Post-trial access and affordability of treatment is very limited, he said. A monthly treatment with some of the medicines surveyed cost more than 20 times the official monthly minimum wage of the public sector, he said, adding that only a small amount of medicines tested in Egypt were approved for marketing in the country.

He called for the Egyptian authorities to build a single robust legislative framework with a functional, independent control system that clearly establishes conditions of trials, regulates funding, monitoring, and promote transparency.

A participant in the audience remarked that sometimes developing countries make it a condition that if a drug is to be marketed in their countries, clinical trials should be conducted in the country also.

For Samia Hurst, director of the Institute for Ethics History and the Humanities at Geneva University, problems arise when you separate hope and risks. Much of research ethics is about weighing what is acceptable or unacceptable in the face of competing interests, she said.

Swiss Authorities Inspect Clinical Trials in Switzerland

Françoise Jaquet, head of Clinical Trials Divisions for Swissmedic, remarked on the changing landscape of clinical trials over the past 30 years. Since then, many guidelines and regulations have been issued, she said, in particular the need to register clinical trials in databases.

She said Swissmedics carries out inspections on clinical trials, but only in Switzerland, following the Good Clinical Practice of the International Conference on Harmonisation of Technical Requirements for Registration of Pharmaceuticals for Human Use (ICH), which she called a “gold standard.”

Clinical trials must comply with the Good Clinical Practice guidelines in order to be performed in Switzerland, she said, and to be accepted in market authorisation requests.

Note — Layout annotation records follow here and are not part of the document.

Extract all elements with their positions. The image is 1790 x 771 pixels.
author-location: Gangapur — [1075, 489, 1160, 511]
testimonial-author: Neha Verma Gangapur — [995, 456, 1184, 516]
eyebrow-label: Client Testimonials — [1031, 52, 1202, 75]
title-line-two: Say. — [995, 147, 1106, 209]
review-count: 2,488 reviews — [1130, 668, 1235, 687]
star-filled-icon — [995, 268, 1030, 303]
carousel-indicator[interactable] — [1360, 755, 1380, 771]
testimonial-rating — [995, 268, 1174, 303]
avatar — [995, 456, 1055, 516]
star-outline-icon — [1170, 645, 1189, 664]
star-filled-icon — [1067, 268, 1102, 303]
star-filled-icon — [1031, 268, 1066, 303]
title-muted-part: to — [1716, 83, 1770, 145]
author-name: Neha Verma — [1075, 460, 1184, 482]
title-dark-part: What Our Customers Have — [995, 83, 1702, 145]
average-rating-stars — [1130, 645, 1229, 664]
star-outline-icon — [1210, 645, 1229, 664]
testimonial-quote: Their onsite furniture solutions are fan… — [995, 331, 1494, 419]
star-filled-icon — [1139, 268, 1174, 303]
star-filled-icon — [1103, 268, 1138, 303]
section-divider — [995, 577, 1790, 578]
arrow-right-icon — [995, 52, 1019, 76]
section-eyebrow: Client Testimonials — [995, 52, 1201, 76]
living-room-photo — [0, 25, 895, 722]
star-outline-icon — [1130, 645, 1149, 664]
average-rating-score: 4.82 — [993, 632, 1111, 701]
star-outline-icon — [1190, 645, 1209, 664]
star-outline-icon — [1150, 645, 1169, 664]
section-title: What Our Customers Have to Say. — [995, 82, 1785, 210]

Legislative Efforts in EU, WHO Registry

Jan Stadler, legal officer and the Inquiry Coordination Unit at the European Ombudsman, said EU Ombudsman Emily O’Reilly, is asked to investigate maladministration within the EU administration, and was involved in the request for release of clinical trials data. However, her requests are not legally binding, he said.

He underlined the 2015 European Medicines Agency (EMA) policy on clinical data publication, and said it is now a question of knowing how it is put into practice.

Ancella Santos Quintano policy advisor for HAI, also underlined the lack of clinical trials data, the bias in publication and selective reporting results. Mandatory clinical trials data disclosure can help improve treatment decision-making, address publication and reporting bias, and prevent unnecessary clinical trial duplication.

Legislative efforts in the European Union and in the United States have been done in the last five years, she said, such as the EU clinical trial regulation in 2014.

She however warned against possible attempts by industry to use the concept of “commercial confidentiality” to retain some data. She also said that multiple layers of anonymization of participants could undermine the scientific usefulness of clinical trials data. A balance between ensuring a low risk of identification of participants and the availability of data has to be found, she said.

The World Health Organization International Clinical Trials Registry Platform (ICTRP) was established in 2006, said the ICTRP’s Ghassan Karam. A voluntary platform, the ICTRP now includes 17 countries, he said, with a big gap in Africa. The ICTRP supports the WHO Registry Network, and supports countries and regions wanting to join by establishing clinical trial registries. It provides a search portal.

The ICTRP website, provides “the minimum amount of trial information that must appear in a register in order for a given trial to be considered fully registered. There are currently 20 items in the WHO Trial Registration Data Set.”